For most of the last two years, the two LaSalle Township firefighters have been on a "good will tour" of sorts within their community, spending a day or two each week traversing the township looking for homes that might need smoke detectors.

When they find them, thanks to the generosity of local businesses and the tenacity of the two firefighters, the homes are equipped as they should be, free of charge.

"I think we've installed around 140 smoke detectors so far," said Mr. Navarre.

The two men drive around in the township's new grass truck and usually in uniform, approaching homes that might have special needs like those belonging to the elderly or the handicapped, Mr. Navarre said. And so far, the community has welcomed the visits enthusiastically.

"They're loving it. I don't know if they like the free smoke detectors more or the company," Mr. Navarre said. "But the people we've visited so far have been very receptive about the whole program."

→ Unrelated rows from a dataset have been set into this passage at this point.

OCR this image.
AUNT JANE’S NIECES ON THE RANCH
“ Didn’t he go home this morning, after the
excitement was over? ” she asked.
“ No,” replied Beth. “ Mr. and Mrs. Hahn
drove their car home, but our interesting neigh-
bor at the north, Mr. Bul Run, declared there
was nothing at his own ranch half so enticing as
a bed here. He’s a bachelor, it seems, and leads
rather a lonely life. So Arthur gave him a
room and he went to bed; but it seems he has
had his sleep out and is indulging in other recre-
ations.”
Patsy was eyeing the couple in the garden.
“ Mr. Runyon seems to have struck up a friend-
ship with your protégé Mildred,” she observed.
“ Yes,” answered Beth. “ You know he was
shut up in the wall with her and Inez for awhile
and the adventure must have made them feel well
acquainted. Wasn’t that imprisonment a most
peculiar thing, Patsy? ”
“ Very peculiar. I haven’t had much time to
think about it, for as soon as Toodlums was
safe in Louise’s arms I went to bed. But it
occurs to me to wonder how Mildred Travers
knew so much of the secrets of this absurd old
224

Last month, State Farm Insurance gave the two firefighters their biggest donation yet toward their hobby: a $1,000 check that has been used to purchase eight special smoke detectors for those with hearing impairments.

"They have strobe lights and they're very loud - annoyingly loud," Lieutenant Moyer explained. "We put them on night stands or dressers, somewhere that's going to flash that light toward their face as they're sleeping and wake them up."

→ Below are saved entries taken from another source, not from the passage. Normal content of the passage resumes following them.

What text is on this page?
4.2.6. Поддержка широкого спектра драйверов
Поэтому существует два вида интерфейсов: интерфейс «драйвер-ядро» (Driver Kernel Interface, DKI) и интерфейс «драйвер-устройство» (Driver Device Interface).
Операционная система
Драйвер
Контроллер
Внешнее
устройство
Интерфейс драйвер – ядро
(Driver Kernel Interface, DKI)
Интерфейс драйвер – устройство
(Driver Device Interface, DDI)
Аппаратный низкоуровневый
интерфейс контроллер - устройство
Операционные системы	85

But this is not a simple program of dropping off free detectors to those that need them, the lieutenant said. Once they find a resident in need of help, the two men put them on a schedule and make a regular visit to check the batteries in the detectors and to check on the residents.

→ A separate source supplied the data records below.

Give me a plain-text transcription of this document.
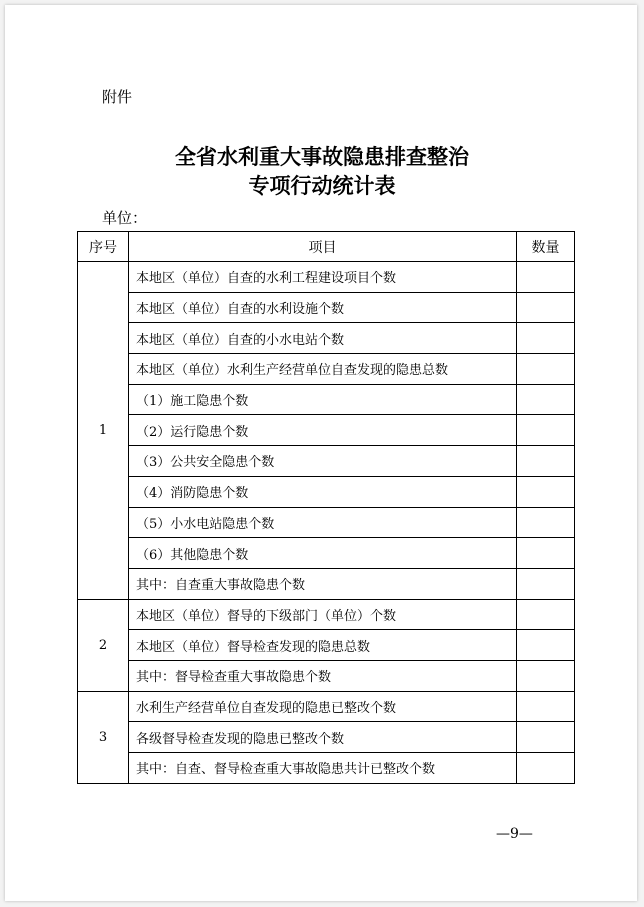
附件
全省水利重大事故隐患排查整治
专项行动统计表
单位：
序号	项目	数量
1	本地区（单位）自查的水利工程建设项目个数	
	本地区（单位）自查的水利设施个数	
	本地区（单位）自查的小水电站个数	
	本地区（单位）水利生产经营单位自查发现的隐患总数	
	（1）施工隐患个数	
	（2）运行隐患个数	
	（3）公共安全隐患个数	
	（4）消防隐患个数	
	（5）小水电站隐患个数	
	（6）其他隐患个数	
	其中：自查重大事故隐患个数	
2	本地区（单位）督导的下级部门（单位）个数	
	本地区（单位）督导检查发现的隐患总数	
	其中：督导检查重大事故隐患个数	
3	水利生产经营单位自查发现的隐患已整改个数	
	各级督导检查发现的隐患已整改个数	
	其中：自查、督导检查重大事故隐患共计已整改个数	
—9—
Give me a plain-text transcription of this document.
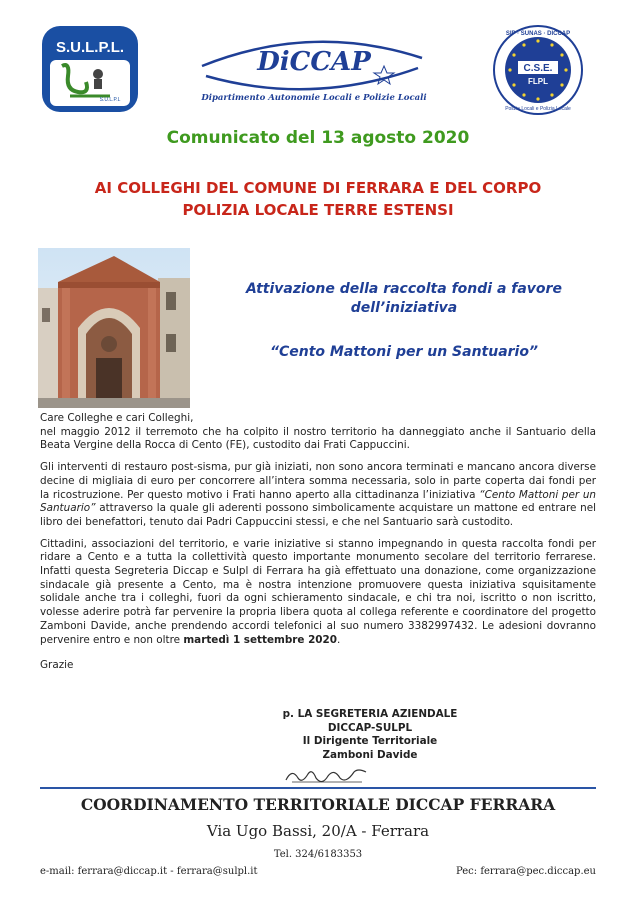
S.U.L.P.L.
S.U.L.P.L
DiCCAP
Dipartimento Autonomie Locali e Polizie Locali
SIP · SUNAS · DICCAP
C.S.E.
FLPL
Polizie Locali e Polizia Locale
Comunicato del 13 agosto 2020
AI COLLEGHI DEL COMUNE DI FERRARA E DEL CORPO
POLIZIA LOCALE TERRE ESTENSI
Attivazione della raccolta fondi a favore
dell’iniziativa
“Cento Mattoni per un Santuario”

Care Colleghe e cari Colleghi,

nel maggio 2012 il terremoto che ha colpito il nostro territorio ha danneggiato anche il Santuario della Beata Vergine della Rocca di Cento (FE), custodito dai Frati Cappuccini.

Gli interventi di restauro post-sisma, pur già iniziati, non sono ancora terminati e mancano ancora diverse decine di migliaia di euro per concorrere all’intera somma necessaria, solo in parte coperta dai fondi per la ricostruzione. Per questo motivo i Frati hanno aperto alla cittadinanza l’iniziativa “Cento Mattoni per un Santuario” attraverso la quale gli aderenti possono simbolicamente acquistare un mattone ed entrare nel libro dei benefattori, tenuto dai Padri Cappuccini stessi, e che nel Santuario sarà custodito.

Cittadini, associazioni del territorio, e varie iniziative si stanno impegnando in questa raccolta fondi per ridare a Cento e a tutta la collettività questo importante monumento secolare del territorio ferrarese. Infatti questa Segreteria Diccap e Sulpl di Ferrara ha già effettuato una donazione, come organizzazione sindacale già presente a Cento, ma è nostra intenzione promuovere questa iniziativa squisitamente solidale anche tra i colleghi, fuori da ogni schieramento sindacale, e chi tra noi, iscritto o non iscritto, volesse aderire potrà far pervenire la propria libera quota al collega referente e coordinatore del progetto Zamboni Davide, anche prendendo accordi telefonici al suo numero 3382997432. Le adesioni dovranno pervenire entro e non oltre martedì 1 settembre 2020.

Grazie

p. LA SEGRETERIA AZIENDALE
DICCAP-SULPL
Il Dirigente Territoriale
Zamboni Davide
COORDINAMENTO TERRITORIALE DICCAP FERRARA
Via Ugo Bassi, 20/A - Ferrara
Tel. 324/6183353
e-mail: ferrara@diccap.it - ferrara@sulpl.it	Pec: ferrara@pec.diccap.eu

"I bet we've easily changed over a hundred batteries," Lieutenant Moyer said.

Although the fire department's smoke detector program is just 2 years old, it's flown under the radar because of its shoestring budget, Lieutenant Moyer said.

"Bob and I have been soliciting gifts from small businesses in the community for a while. The township board kicked in $200, and the department itself gave us $100," the lieutenant said.

Many area fire departments will pass out free smoke detectors to those that need them and can't otherwise afford the inexpensive lifesavers, which can cost as little as $5 each. Current construction codes call for them to be installed not only on each floor, but in each sleeping area.

Lieutenant Moyer said he and his philanthropic partner would like to expand their program to begin installing carbon monoxide detectors - if they could get additional funding. At this point, however, that remains an unmet goal.

But while the two men's volunteer work is sure to ultimately save the lives of township residents, it's also helped put a personal face on a department that might otherwise only get introduced in a crisis, Mr. Navarre said.

"The community feels like they're back in touch with the fire department," Mr. Navarre said.